Arsène Wenger’s Talk
December 16, 2018
Mr Arsène Wenger has given us the pleasure to come to talk to the IESE crowd in November 2018.
The auditorium was packed with students and academics ready to listen to “Le Professeur”.
Mr Wenger quickly took control of the conversation from our host and talked to us about what he believes is the core of managerial excellence. He told us that humility and honesty were the most important qualities of a good manager. He also told us that understanding the mechanisms behind the motivation of each player also helped him achieve his objectives.
“I believe some countries are better at humility than others. France, we are not very good at it.”
“If I chose my ego over the game, I betray the game”
“Football is a collective sport played by very selfish people. My job is to hide it.”
“Usually a defender is a guy that hates to lose. A striker is a guy who loves to win”.
He recalled how his job changed from being a manager of a struggling club to one of a super-money-making machine.
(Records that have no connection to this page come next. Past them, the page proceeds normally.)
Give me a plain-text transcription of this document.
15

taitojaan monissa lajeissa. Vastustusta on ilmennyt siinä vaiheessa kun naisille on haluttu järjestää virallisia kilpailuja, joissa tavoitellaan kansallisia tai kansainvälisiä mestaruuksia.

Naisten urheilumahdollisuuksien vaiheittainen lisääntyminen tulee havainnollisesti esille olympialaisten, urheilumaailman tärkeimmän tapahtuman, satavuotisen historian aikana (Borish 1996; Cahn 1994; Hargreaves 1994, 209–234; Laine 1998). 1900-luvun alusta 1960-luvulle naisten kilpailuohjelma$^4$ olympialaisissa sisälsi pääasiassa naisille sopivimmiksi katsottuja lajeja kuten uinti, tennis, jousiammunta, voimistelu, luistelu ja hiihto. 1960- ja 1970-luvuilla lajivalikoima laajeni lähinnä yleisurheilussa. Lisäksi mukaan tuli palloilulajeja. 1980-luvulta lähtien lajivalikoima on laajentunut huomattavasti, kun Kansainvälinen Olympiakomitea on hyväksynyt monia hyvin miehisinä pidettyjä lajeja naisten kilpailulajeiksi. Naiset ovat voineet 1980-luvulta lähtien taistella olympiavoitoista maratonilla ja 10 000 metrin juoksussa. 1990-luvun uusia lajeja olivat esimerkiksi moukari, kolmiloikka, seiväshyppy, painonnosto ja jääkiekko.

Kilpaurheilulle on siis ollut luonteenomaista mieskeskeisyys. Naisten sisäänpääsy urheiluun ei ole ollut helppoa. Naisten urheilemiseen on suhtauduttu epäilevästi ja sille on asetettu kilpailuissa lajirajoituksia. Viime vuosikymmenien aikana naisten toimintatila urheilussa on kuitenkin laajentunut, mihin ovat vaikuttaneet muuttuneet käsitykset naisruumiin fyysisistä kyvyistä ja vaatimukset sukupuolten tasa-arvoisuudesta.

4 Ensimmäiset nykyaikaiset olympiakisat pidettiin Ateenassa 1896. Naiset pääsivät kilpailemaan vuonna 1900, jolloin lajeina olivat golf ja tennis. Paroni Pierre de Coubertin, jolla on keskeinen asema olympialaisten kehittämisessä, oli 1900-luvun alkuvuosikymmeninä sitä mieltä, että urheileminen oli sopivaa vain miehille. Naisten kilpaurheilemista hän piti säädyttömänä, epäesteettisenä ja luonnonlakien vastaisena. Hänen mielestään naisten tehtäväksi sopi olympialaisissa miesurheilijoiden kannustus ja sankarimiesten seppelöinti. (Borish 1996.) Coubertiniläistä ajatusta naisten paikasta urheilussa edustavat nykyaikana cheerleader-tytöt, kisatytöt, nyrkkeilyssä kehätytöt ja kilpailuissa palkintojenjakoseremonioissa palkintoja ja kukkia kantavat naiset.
He recalled how his decisions influenced the several hundred million dollar deal for the construction of the new Stadium.
He told us how hard the career could be for players. Sometimes you train with the players, but you never make it to the games because the pool of players is so talented. You are expected to perform to the best of your abilities, but that is maybe not enough to get you to play. It means it can get very frustrating, as players only are happy when they actually play the matches. There could be months before you actually make it to the pitch (if ever).
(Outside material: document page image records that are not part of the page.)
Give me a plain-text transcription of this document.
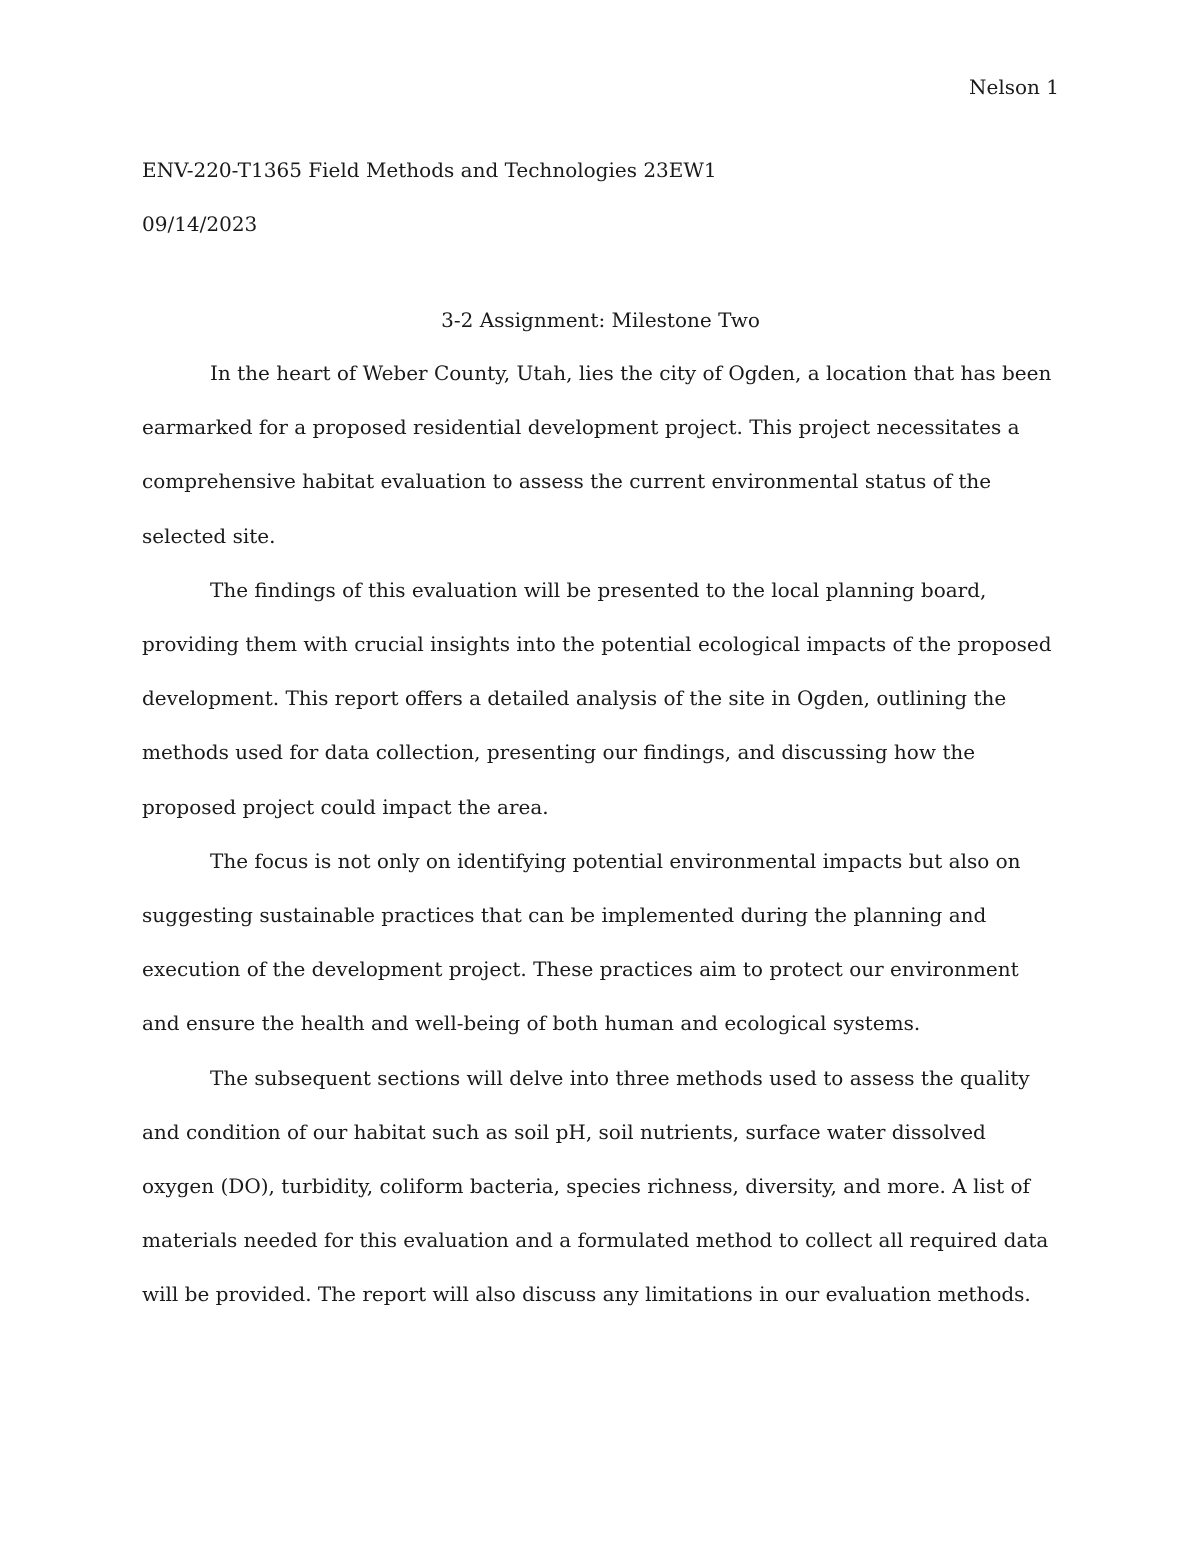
Nelson 1
ENV-220-T1365 Field Methods and Technologies 23EW1
09/14/2023
3-2 Assignment: Milestone Two

In the heart of Weber County, Utah, lies the city of Ogden, a location that has been earmarked for a proposed residential development project. This project necessitates a comprehensive habitat evaluation to assess the current environmental status of the selected site.

The findings of this evaluation will be presented to the local planning board, providing them with crucial insights into the potential ecological impacts of the proposed development. This report offers a detailed analysis of the site in Ogden, outlining the methods used for data collection, presenting our findings, and discussing how the proposed project could impact the area.

The focus is not only on identifying potential environmental impacts but also on suggesting sustainable practices that can be implemented during the planning and execution of the development project. These practices aim to protect our environment and ensure the health and well-being of both human and ecological systems.

The subsequent sections will delve into three methods used to assess the quality and condition of our habitat such as soil pH, soil nutrients, surface water dissolved oxygen (DO), turbidity, coliform bacteria, species richness, diversity, and more. A list of materials needed for this evaluation and a formulated method to collect all required data will be provided. The report will also discuss any limitations in our evaluation methods.
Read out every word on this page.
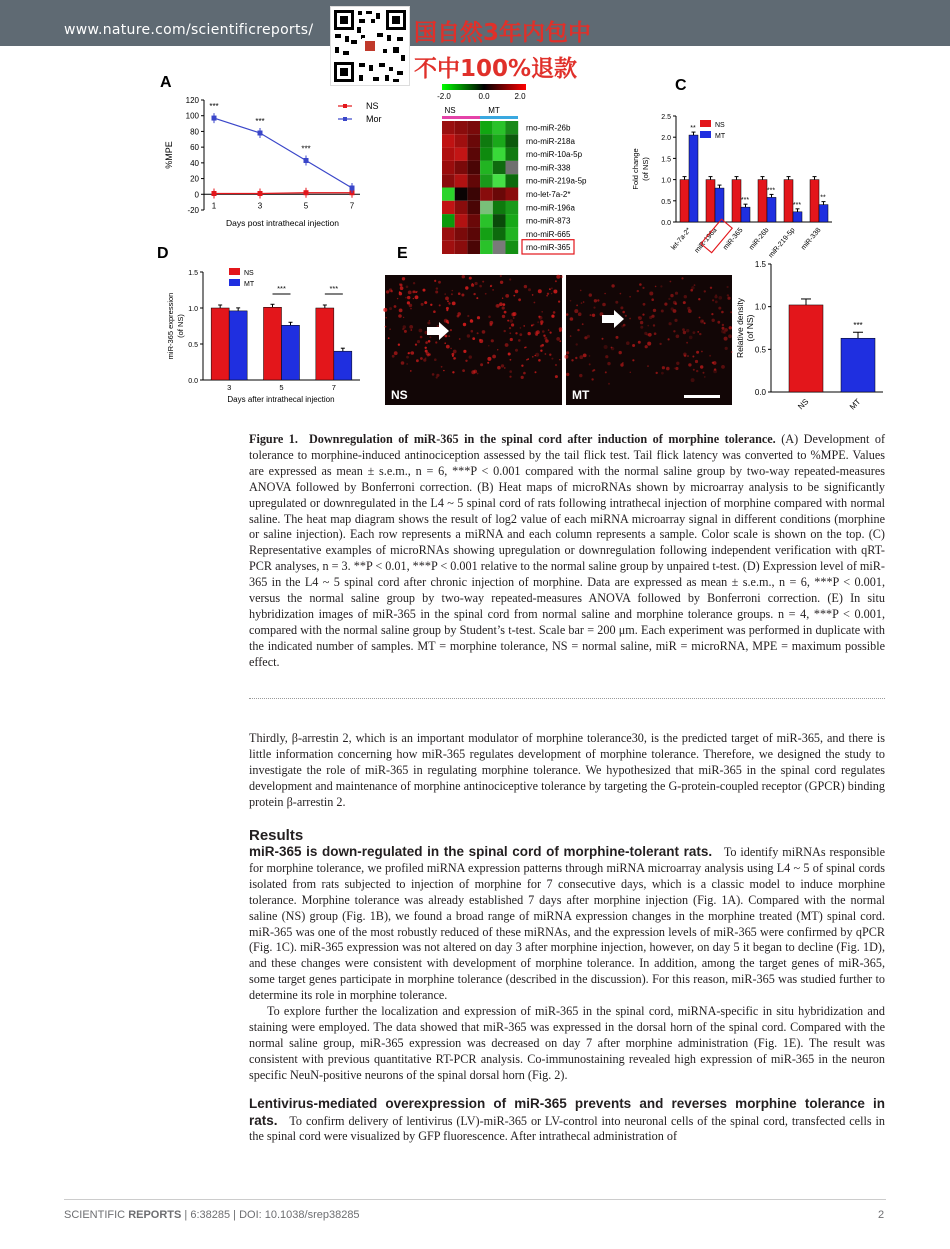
www.nature.com/scientificreports/	国自然3年内包中
不中100%退款
A	C
D	E
-20
0
20
40
60
80
100
120
1	3	5	7
Days post intrathecal injection
%MPE
NS
Mor
***
***
***
-2.0	0.0	2.0
NS	MT
rno-miR-26b
rno-miR-218a
rno-miR-10a-5p
rno-miR-338
rno-miR-219a-5p
rno-let-7a-2*
rno-miR-196a
rno-miR-873
rno-miR-665
rno-miR-365
0.0
0.5
1.0
1.5
2.0
2.5
Fold change (of NS)
let-7a-2*
**
miR-196a miR-365
***
miR-26b
***
miR-219-5p
***
miR-338
**
NS
MT
0.0
0.5
1.0
1.5
miR-365 expression (of NS)
3	5
***
7
***
NS
MT
Days after intrathecal injection	NS	MT	0.0
0.5
1.0
1.5
Relative density (of NS)
NS
***
MT
Figure 1. Downregulation of miR-365 in the spinal cord after induction of morphine tolerance. (A) Development of tolerance to morphine-induced antinociception assessed by the tail flick test. Tail flick latency was converted to %MPE. Values are expressed as mean ± s.e.m., n = 6, ***P < 0.001 compared with the normal saline group by two-way repeated-measures ANOVA followed by Bonferroni correction. (B) Heat maps of microRNAs shown by microarray analysis to be significantly upregulated or downregulated in the L4 ~ 5 spinal cord of rats following intrathecal injection of morphine compared with normal saline. The heat map diagram shows the result of log2 value of each miRNA microarray signal in different conditions (morphine or saline injection). Each row represents a miRNA and each column represents a sample. Color scale is shown on the top. (C) Representative examples of microRNAs showing upregulation or downregulation following independent verification with qRT-PCR analyses, n = 3. **P < 0.01, ***P < 0.001 relative to the normal saline group by unpaired t-test. (D) Expression level of miR-365 in the L4 ~ 5 spinal cord after chronic injection of morphine. Data are expressed as mean ± s.e.m., n = 6, ***P < 0.001, versus the normal saline group by two-way repeated-measures ANOVA followed by Bonferroni correction. (E) In situ hybridization images of miR-365 in the spinal cord from normal saline and morphine tolerance groups. n = 4, ***P < 0.001, compared with the normal saline group by Student’s t-test. Scale bar = 200 μm. Each experiment was performed in duplicate with the indicated number of samples. MT = morphine tolerance, NS = normal saline, miR = microRNA, MPE = maximum possible effect.

Thirdly, β-arrestin 2, which is an important modulator of morphine tolerance30, is the predicted target of miR-365, and there is little information concerning how miR-365 regulates development of morphine tolerance. Therefore, we designed the study to investigate the role of miR-365 in regulating morphine tolerance. We hypothesized that miR-365 in the spinal cord regulates development and maintenance of morphine antinociceptive tolerance by targeting the G-protein-coupled receptor (GPCR) binding protein β-arrestin 2.

Results

miR-365 is down-regulated in the spinal cord of morphine-tolerant rats. To identify miRNAs responsible for morphine tolerance, we profiled miRNA expression patterns through miRNA microarray analysis using L4 ~ 5 of spinal cords isolated from rats subjected to injection of morphine for 7 consecutive days, which is a classic model to induce morphine tolerance. Morphine tolerance was already established 7 days after morphine injection (Fig. 1A). Compared with the normal saline (NS) group (Fig. 1B), we found a broad range of miRNA expression changes in the morphine treated (MT) spinal cord. miR-365 was one of the most robustly reduced of these miRNAs, and the expression levels of miR-365 were confirmed by qPCR (Fig. 1C). miR-365 expression was not altered on day 3 after morphine injection, however, on day 5 it began to decline (Fig. 1D), and these changes were consistent with development of morphine tolerance. In addition, among the target genes of miR-365, some target genes participate in morphine tolerance (described in the discussion). For this reason, miR-365 was studied further to determine its role in morphine tolerance.

To explore further the localization and expression of miR-365 in the spinal cord, miRNA-specific in situ hybridization and staining were employed. The data showed that miR-365 was expressed in the dorsal horn of the spinal cord. Compared with the normal saline group, miR-365 expression was decreased on day 7 after morphine administration (Fig. 1E). The result was consistent with previous quantitative RT-PCR analysis. Co-immunostaining revealed high expression of miR-365 in the neuron specific NeuN-positive neurons of the spinal dorsal horn (Fig. 2).

Lentivirus-mediated overexpression of miR-365 prevents and reverses morphine tolerance in rats. To confirm delivery of lentivirus (LV)-miR-365 or LV-control into neuronal cells of the spinal cord, transfected cells in the spinal cord were visualized by GFP fluorescence. After intrathecal administration of

SCIENTIFIC REPORTS | 6:38285 | DOI: 10.1038/srep38285	2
“You give a 100% every day to get land the job [to participate to the games on Saturday]. If you don’t get the job, you’re fired until Monday where you are expected to give 100%. It can be very frustrating”
“The ones who succeed are rarely the ones who don’t persevere”.
“If you wake up in the morning and you realise you prefer staying in bed than to wake up and fight, maybe you are not doing the right thing.”
Mr Wenger told us that money has really changed the industry. In the past, the players were the most important indicator in the performance of clubs. Now, because clubs have so many resources, the clubs are expected to make everything possible to accommodate the players they purchase.
“Football has moved from a place where when the player was not performing, it was the fault of the player. Now [because of the money] it’s the club that is guilty.”
Finally, Mr Wenger sent a message of hope for younger generations. For him, they are the future of the industry and he emphasizes youth training and education. He mentioned that some clubs treat their young players poorly and told us appalling statistics about the numbers of players still in the game after 23 years old. The message was that poor considerations of younger players need to change and that clubs should stop destroying dreams of a younger generation.
“Football has a problem today to give false hope to young players on loan. We should not play poker with player’s lives.”